Jet Airways’ passenger experience seems to be falling apart. The airline has been on a cost-cutting spree since August as it tries to contain losses which totalled ₹3,208 crore in the past three quarters. In spite of a high-traffic December-ended quarter, Jet reported a loss of ₹587.77 crore. IndiGo, India’s biggest airline, and SpiceJet, the fourth largest, reported profits of ₹191 crore and ₹55 crore, respectively. Also, Jet revised its fees for ticket re-bookings and cancellations, which is about ₹500 to ₹1,600 more than rival Vistara’s.
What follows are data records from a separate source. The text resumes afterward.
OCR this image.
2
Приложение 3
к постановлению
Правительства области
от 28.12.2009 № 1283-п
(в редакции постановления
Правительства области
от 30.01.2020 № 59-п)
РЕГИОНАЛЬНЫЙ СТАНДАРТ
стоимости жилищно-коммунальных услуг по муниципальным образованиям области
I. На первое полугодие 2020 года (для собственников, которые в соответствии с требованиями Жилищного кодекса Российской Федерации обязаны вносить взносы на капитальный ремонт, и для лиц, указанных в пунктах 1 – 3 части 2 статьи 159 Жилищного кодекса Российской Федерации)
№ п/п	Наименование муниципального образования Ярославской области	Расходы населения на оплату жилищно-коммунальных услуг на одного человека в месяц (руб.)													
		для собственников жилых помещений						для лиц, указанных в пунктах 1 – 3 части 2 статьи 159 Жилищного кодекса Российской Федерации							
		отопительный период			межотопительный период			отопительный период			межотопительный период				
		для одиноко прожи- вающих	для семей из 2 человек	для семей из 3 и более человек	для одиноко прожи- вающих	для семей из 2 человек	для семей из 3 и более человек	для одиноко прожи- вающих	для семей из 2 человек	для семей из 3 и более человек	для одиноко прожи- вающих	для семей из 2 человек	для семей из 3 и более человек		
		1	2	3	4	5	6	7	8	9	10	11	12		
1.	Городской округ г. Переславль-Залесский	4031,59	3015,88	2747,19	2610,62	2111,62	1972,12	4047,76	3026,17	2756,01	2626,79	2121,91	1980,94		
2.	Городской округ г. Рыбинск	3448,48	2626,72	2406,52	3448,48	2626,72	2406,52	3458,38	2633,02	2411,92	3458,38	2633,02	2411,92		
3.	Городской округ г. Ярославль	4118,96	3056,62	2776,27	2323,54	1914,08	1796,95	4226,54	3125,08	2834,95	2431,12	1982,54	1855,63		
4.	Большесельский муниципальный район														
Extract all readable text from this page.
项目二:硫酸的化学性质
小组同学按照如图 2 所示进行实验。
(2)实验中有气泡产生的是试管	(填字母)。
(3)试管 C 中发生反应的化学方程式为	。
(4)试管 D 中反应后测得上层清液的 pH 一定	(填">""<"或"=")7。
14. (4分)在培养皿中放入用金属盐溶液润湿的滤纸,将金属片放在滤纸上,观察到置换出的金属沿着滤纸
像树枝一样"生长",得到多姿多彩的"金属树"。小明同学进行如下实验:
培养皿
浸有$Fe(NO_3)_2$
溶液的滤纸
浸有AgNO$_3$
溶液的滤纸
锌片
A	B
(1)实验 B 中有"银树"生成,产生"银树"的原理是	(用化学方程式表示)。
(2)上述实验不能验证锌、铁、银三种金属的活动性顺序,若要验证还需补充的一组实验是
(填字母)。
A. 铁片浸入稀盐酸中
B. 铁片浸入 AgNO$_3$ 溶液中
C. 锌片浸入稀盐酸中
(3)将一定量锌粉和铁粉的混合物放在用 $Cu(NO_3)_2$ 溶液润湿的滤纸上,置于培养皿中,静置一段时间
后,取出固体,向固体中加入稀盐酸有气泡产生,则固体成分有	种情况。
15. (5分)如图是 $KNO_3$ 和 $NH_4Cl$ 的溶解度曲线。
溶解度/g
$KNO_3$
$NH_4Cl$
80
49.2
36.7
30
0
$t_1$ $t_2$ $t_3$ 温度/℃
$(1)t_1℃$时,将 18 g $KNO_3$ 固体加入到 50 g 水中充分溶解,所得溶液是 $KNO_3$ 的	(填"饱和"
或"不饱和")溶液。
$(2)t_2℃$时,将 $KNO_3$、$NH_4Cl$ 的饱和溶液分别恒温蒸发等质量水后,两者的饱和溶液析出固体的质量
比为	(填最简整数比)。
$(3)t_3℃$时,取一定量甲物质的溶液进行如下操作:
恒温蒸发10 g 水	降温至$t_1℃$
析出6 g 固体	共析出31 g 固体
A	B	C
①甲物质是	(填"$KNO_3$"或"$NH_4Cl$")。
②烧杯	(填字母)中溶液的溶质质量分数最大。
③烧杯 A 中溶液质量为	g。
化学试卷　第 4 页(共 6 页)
“Jet Airways has to go up the value chain and not down,” Devesh Agarwal, editor, bangaloreaviation.com, told Forbes India earlier. “Meals have been eliminated in the economy class for many fare slabs, lounge access for elite members travelling in economy class withdrawn, one-piece baggage concept introduced, and route withdrawals among many other measures,” says Ajay Awtaney, editor, livefromalounge.com, a business travel website with a focus on aviation.
“Don’t cut anymore,” says Awtaney. “Make some enhancements for loyal members as well as passengers and give them a reason to engage with the airline during this tough time.”
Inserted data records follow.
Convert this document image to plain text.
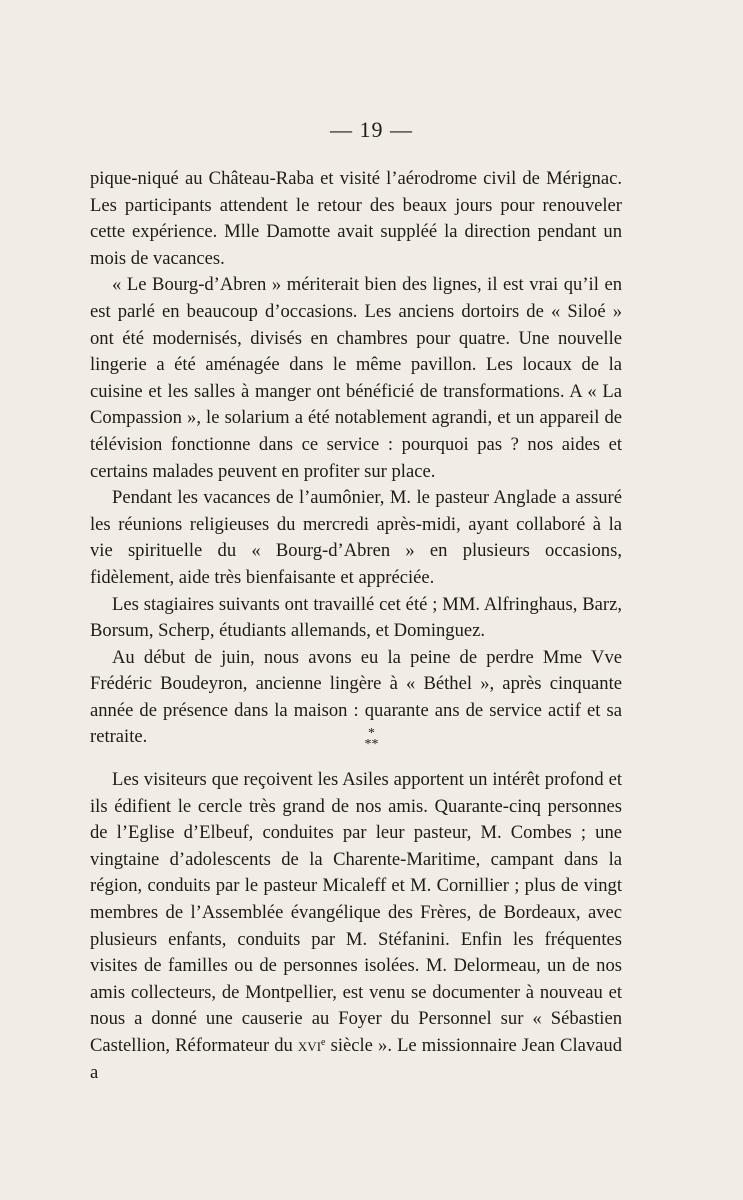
— 19 —

pique-niqué au Château-Raba et visité l’aérodrome civil de Mérignac. Les participants attendent le retour des beaux jours pour renouveler cette expérience. Mlle Damotte avait suppléé la direction pendant un mois de vacances.

« Le Bourg-d’Abren » mériterait bien des lignes, il est vrai qu’il en est parlé en beaucoup d’occasions. Les anciens dortoirs de « Siloé » ont été modernisés, divisés en chambres pour quatre. Une nouvelle lingerie a été aménagée dans le même pavillon. Les locaux de la cuisine et les salles à manger ont bénéficié de transformations. A « La Compassion », le solarium a été notablement agrandi, et un appareil de télévision fonctionne dans ce service : pourquoi pas ? nos aides et certains malades peuvent en profiter sur place.

Pendant les vacances de l’aumônier, M. le pasteur Anglade a assuré les réunions religieuses du mercredi après-midi, ayant collaboré à la vie spirituelle du « Bourg-d’Abren » en plusieurs occasions, fidèlement, aide très bienfaisante et appréciée.

Les stagiaires suivants ont travaillé cet été ; MM. Alfringhaus, Barz, Borsum, Scherp, étudiants allemands, et Dominguez.

Au début de juin, nous avons eu la peine de perdre Mme Vve Frédéric Boudeyron, ancienne lingère à « Béthel », après cinquante année de présence dans la maison : quarante ans de service actif et sa retraite.	*
**

Les visiteurs que reçoivent les Asiles apportent un intérêt profond et ils édifient le cercle très grand de nos amis. Quarante-cinq personnes de l’Eglise d’Elbeuf, conduites par leur pasteur, M. Combes ; une vingtaine d’adolescents de la Charente-Maritime, campant dans la région, conduits par le pasteur Micaleff et M. Cornillier ; plus de vingt membres de l’Assemblée évangélique des Frères, de Bordeaux, avec plusieurs enfants, conduits par M. Stéfanini. Enfin les fréquentes visites de familles ou de personnes isolées. M. Delormeau, un de nos amis collecteurs, de Montpellier, est venu se documenter à nouveau et nous a donné une causerie au Foyer du Personnel sur « Sébastien Castellion, Réformateur du xvi$^e$ siècle ». Le missionnaire Jean Clavaud a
The Jet Airways board has approved a bank-led provisional resolution plan, which estimates a requirement of ₹8,500 crore that would save the airline from going bust.
“Of its cost cutting initiatives, the best has been network optimisation, which focuses on high-yield routes,” explains Gagan Dixit, vice president, Institutional Equity Research, Elara Capital. While the airline has exited from many routes in the Northeast and non-metros, it has added flights from its hubs of Mumbai and New Delhi.